Compte tenu des risques liés à l’absence de mesures raisonnables pour démontrer que l’objectif est légitime au regard du droit humanitaire international, les entreprises susmentionnées doivent s’engager pleinement à mettre fin à toute coopération avec l’armée israélienne et à ne plus fournir à Israël un accès aux données et aux informations qui violent les droits des Palestiniens et mettent leur vie en péril.

Le fait qu’Israël n’ait pas fait preuve de diligence raisonnable et n’ait pas pris en compte les droits de l’homme lorsqu’il utilise l’intelligence artificielle à des fins militaires, doit faire l’objet d’une enquête immédiate, de même que son non-respect du droit international et du droit humanitaire international.

Ces entreprises doivent répondre rapidement à toutes les informations qui circulent sur leur implication dans les crimes israéliens contre le peuple palestinien.

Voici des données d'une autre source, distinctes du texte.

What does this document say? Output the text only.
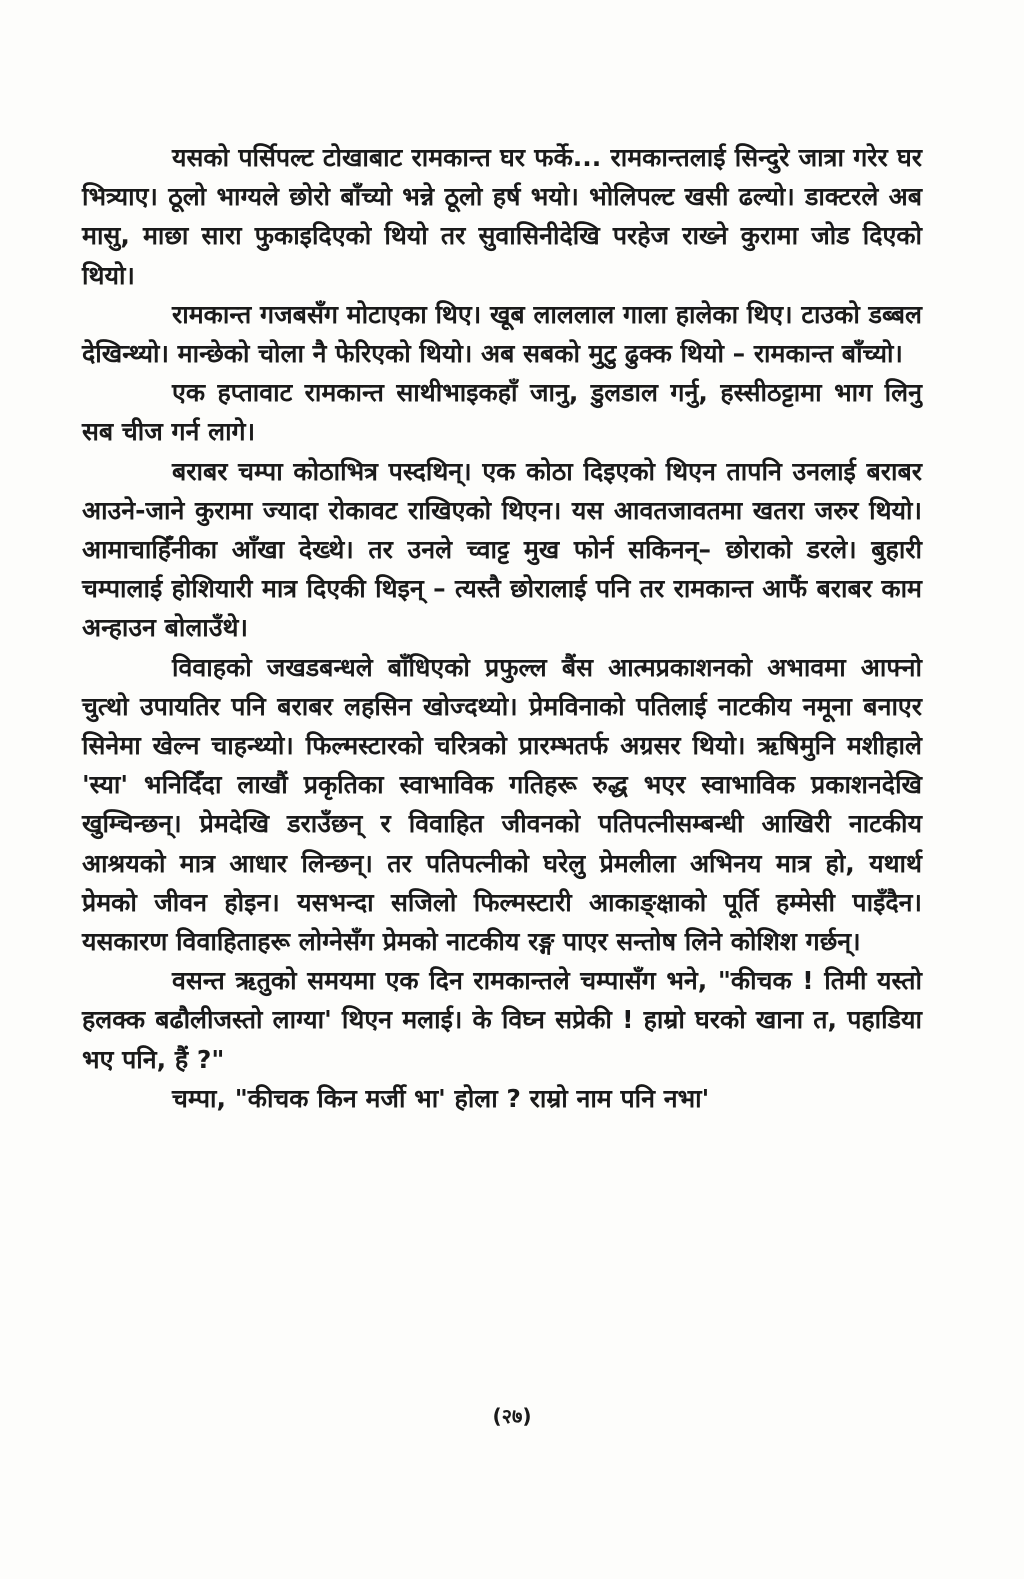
यसको पर्सिपल्ट टोखाबाट रामकान्त घर फर्के... रामकान्तलाई सिन्दुरे जात्रा गरेर घर भित्र्याए। ठूलो भाग्यले छोरो बाँच्यो भन्ने ठूलो हर्ष भयो। भोलिपल्ट खसी ढल्यो। डाक्टरले अब मासु, माछा सारा फुकाइदिएको थियो तर सुवासिनीदेखि परहेज राख्ने कुरामा जोड दिएको थियो।

रामकान्त गजबसँग मोटाएका थिए। खूब लाललाल गाला हालेका थिए। टाउको डब्बल देखिन्थ्यो। मान्छेको चोला नै फेरिएको थियो। अब सबको मुटु ढुक्क थियो – रामकान्त बाँच्यो।

एक हप्तावाट रामकान्त साथीभाइकहाँ जानु, डुलडाल गर्नु, हस्सीठट्टामा भाग लिनु सब चीज गर्न लागे।

बराबर चम्पा कोठाभित्र पस्दथिन्। एक कोठा दिइएको थिएन तापनि उनलाई बराबर आउने-जाने कुरामा ज्यादा रोकावट राखिएको थिएन। यस आवतजावतमा खतरा जरुर थियो। आमाचाहिँनीका आँखा देख्थे। तर उनले च्वाट्ट मुख फोर्न सकिनन्– छोराको डरले। बुहारी चम्पालाई होशियारी मात्र दिएकी थिइन् – त्यस्तै छोरालाई पनि तर रामकान्त आफैं बराबर काम अन्हाउन बोलाउँथे।

विवाहको जखडबन्धले बाँधिएको प्रफुल्ल बैंस आत्मप्रकाशनको अभावमा आफ्नो चुत्थो उपायतिर पनि बराबर लहसिन खोज्दथ्यो। प्रेमविनाको पतिलाई नाटकीय नमूना बनाएर सिनेमा खेल्न चाहन्थ्यो। फिल्मस्टारको चरित्रको प्रारम्भतर्फ अग्रसर थियो। ऋषिमुनि मशीहाले 'स्या' भनिदिँदा लाखौं प्रकृतिका स्वाभाविक गतिहरू रुद्ध भएर स्वाभाविक प्रकाशनदेखि खुम्चिन्छन्। प्रेमदेखि डराउँछन् र विवाहित जीवनको पतिपत्नीसम्बन्धी आखिरी नाटकीय आश्रयको मात्र आधार लिन्छन्। तर पतिपत्नीको घरेलु प्रेमलीला अभिनय मात्र हो, यथार्थ प्रेमको जीवन होइन। यसभन्दा सजिलो फिल्मस्टारी आकाङ्क्षाको पूर्ति हम्मेसी पाइँदैन। यसकारण विवाहिताहरू लोग्नेसँग प्रेमको नाटकीय रङ्ग पाएर सन्तोष लिने कोशिश गर्छन्।

वसन्त ऋतुको समयमा एक दिन रामकान्तले चम्पासँग भने, "कीचक ! तिमी यस्तो हलक्क बढौलीजस्तो लाग्या' थिएन मलाई। के विघ्न सप्रेकी ! हाम्रो घरको खाना त, पहाडिया भए पनि, हैं ?"

चम्पा, "कीचक किन मर्जी भा' होला ? राम्रो नाम पनि नभा'

(२७)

Des enquêtes sérieuses concernant leurs politiques et pratiques en matière de crimes israéliens et de violations des droits de l’homme doivent être ouvertes si nécessaire, et les entreprises doivent être tenues pour responsables s’il s’avère qu’elles sont complices ou qu’elles n’ont pas pris les précautions raisonnables pour empêcher l’exploitation des informations des utilisateurs à des fins criminelles.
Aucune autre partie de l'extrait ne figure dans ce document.